On peut également observer cette gastroentérite sous une forme suraiguë : la maladie évolue vers la mort en 48 heures, après une période d'hypothermie accompagnée de vomissements et de diarrhée, avant que le chien ne tombe dans le coma.
Il existe une forme suraiguë, longue de deux semaines environ, pouvant se solder par la guérison du chien après la phase de gastroentérite.
Une deuxième forme, due cette fois uniquement à Leptospira icterohaemorragiae, existe. Il s'agit de l'ictère leptospirosique. L'incubation dure 5 à 8 jours, puis le chien présente de la fièvre pendant 2 jours, laissant ensuite la place à de l'hypothermie, un abattement, des douleurs abdominales. Le chien devient anorexique. Survient ensuite la phase d'état, où les muqueuses prennent une couleur rouge orangé, caractéristique d'un ictère. Des symptômes digestifs, diarrhée et vomissements, y sont associés. Cette forme évolue vers la mort en 5 à 15 jours.
Une troisième forme existe, due à Leptospira canicola. Il s'agit de la néphrite leptospirosique. Elle peut évoluer selon deux modalités : soit rapide, avec prédominance d'une gastroentérite, soit lentement, auquel cas on ne découvre la maladie que dans sa phase ultime, l'urémie (forte augmentation du taux d'urée dans le sang).
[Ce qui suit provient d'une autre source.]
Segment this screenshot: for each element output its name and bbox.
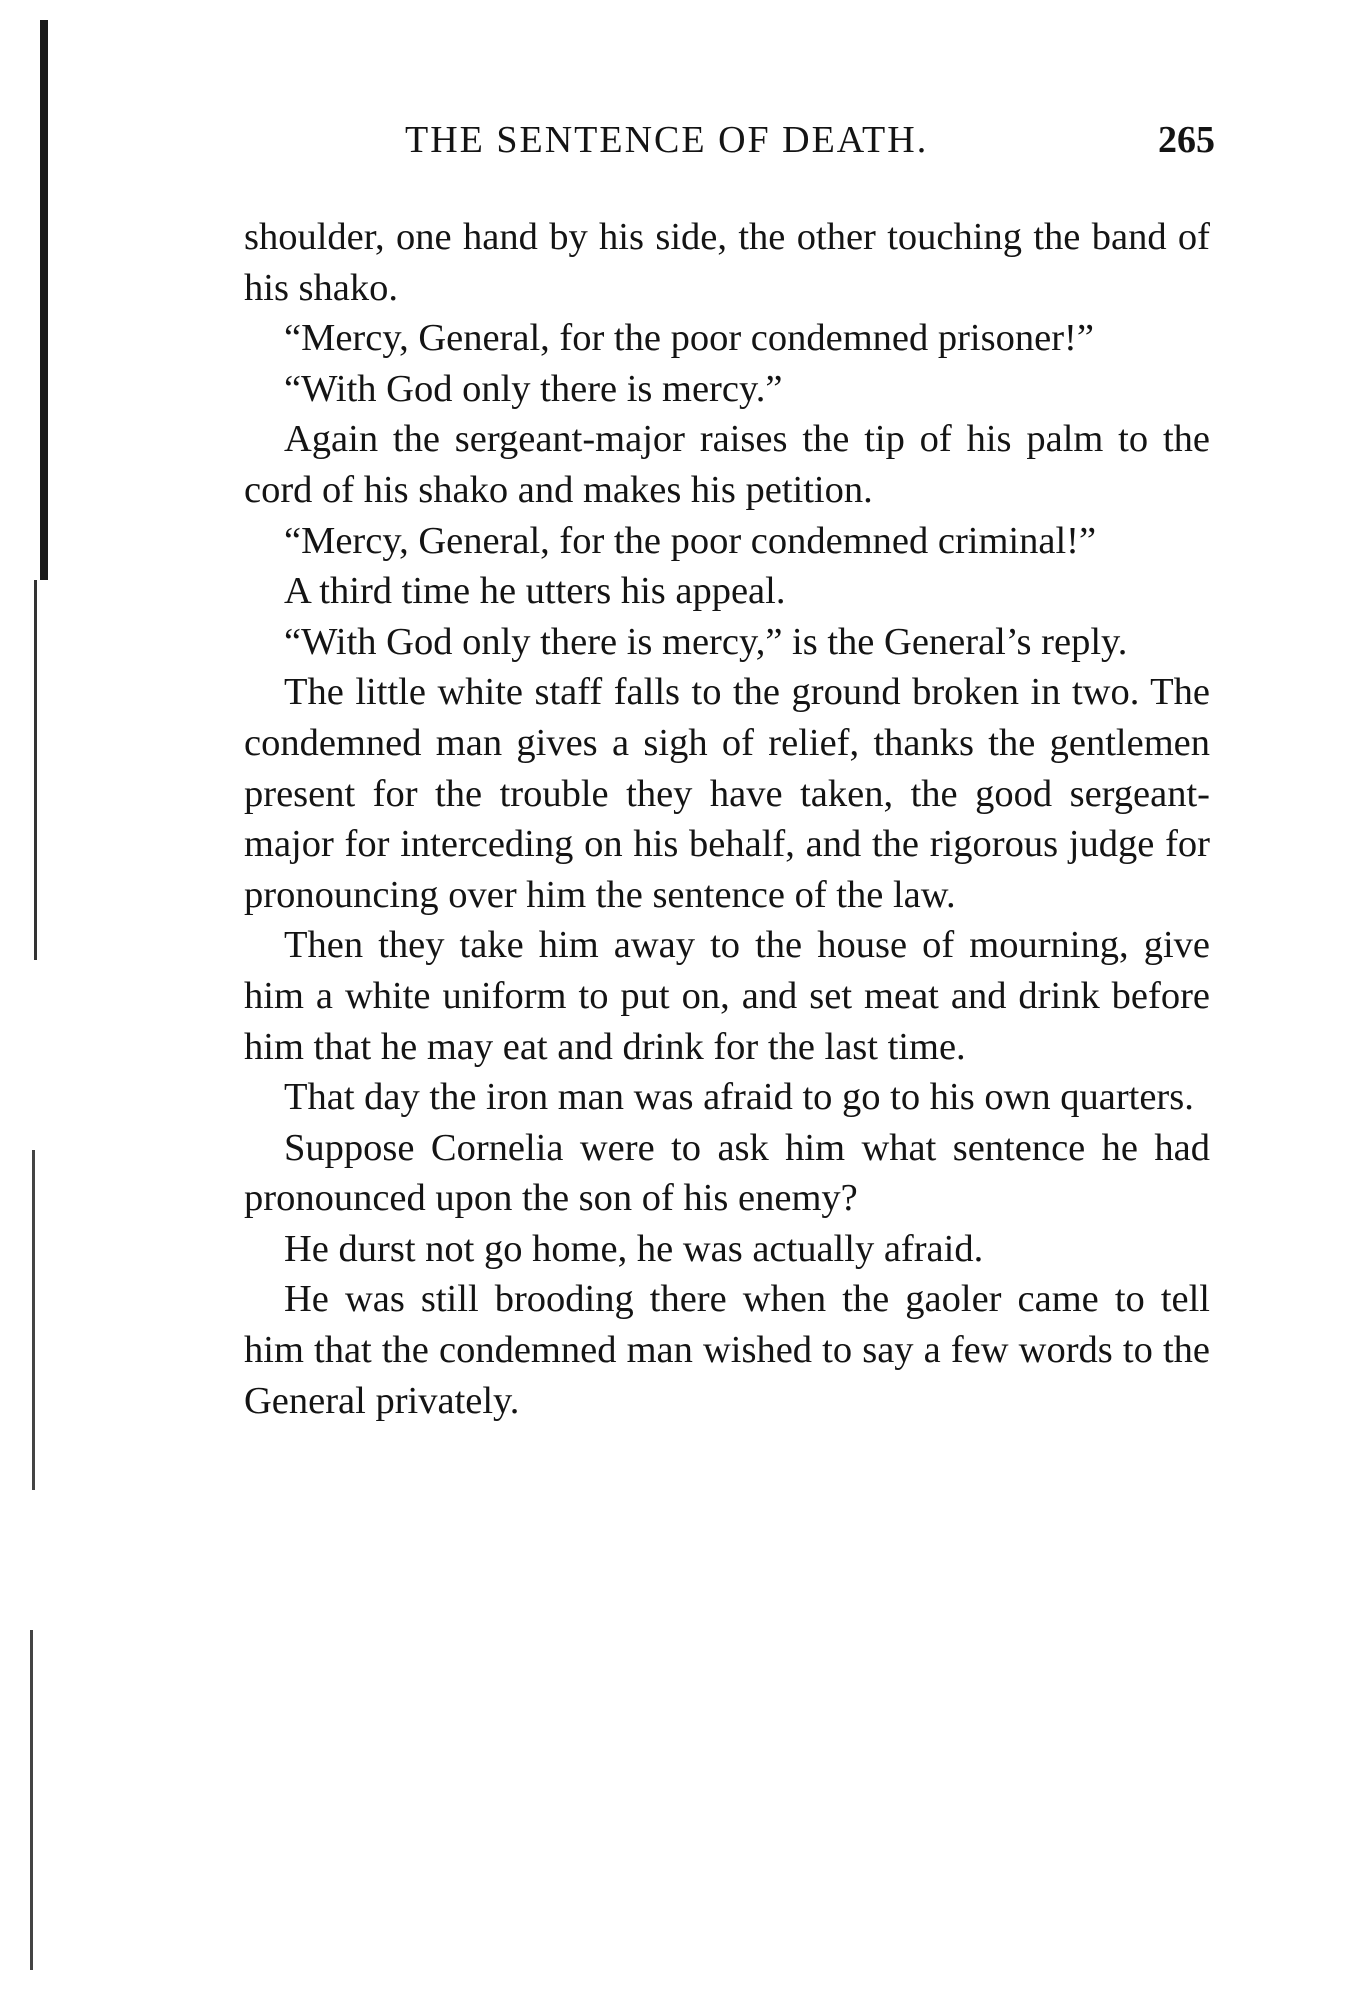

Le chien meurt alors à la fin d'une période de coma urémique.
Diagnostic
Le diagnostic de la leptospirose repose sur l'examen de l'animal, les symptômes étant relativement caractéristiques. Le recours au laboratoire permet de mettre en évidence les leptospires dans le sang avant le 8e jour, et dans les urines passé cette date. Le diagnostic consistant à rechercher des anticorps n'est possible qu'à partir du 10e jour.
Les chiens peuvent se contaminer directement par morsure, léchage ou simple contact avec un cadavre. L'eau des étangs, des rivières, les objets souillés par les urines sont susceptibles d'entraîner une contamination indirecte. Les leptospires pénètrent par les muqueuses ou par voie cutanée, par l'intermédiaire d'une blessure. Sont sources de germes les excrétions et sécrétions des animaux malades, le sang au début de l'infection, puis les urines après le 8e jour et pendant quelques mois. Il est possible de traiter les chiens atteints de formes subaiguës et chroniques grâce à certains antibiotiques. Il est envisageable de pratiquer une prophylaxie sanitaire, qui consiste à éviter la contamination des eaux, à détruire les vecteurs que sont les rongeurs, ainsi qu'à désinfecter les locaux. Il existe des vaccins, conférant aux chiens une immunité plus ou moins bonne, d'une durée maximale de 6 mois, et qui est donc à employer dans les endroits où le risque est le plus élevé.
Le chien peut répandre des leptospires, dangereux pour l'homme, qui peut alors développer un ictère similaire à celui que l'on observe chez le chien.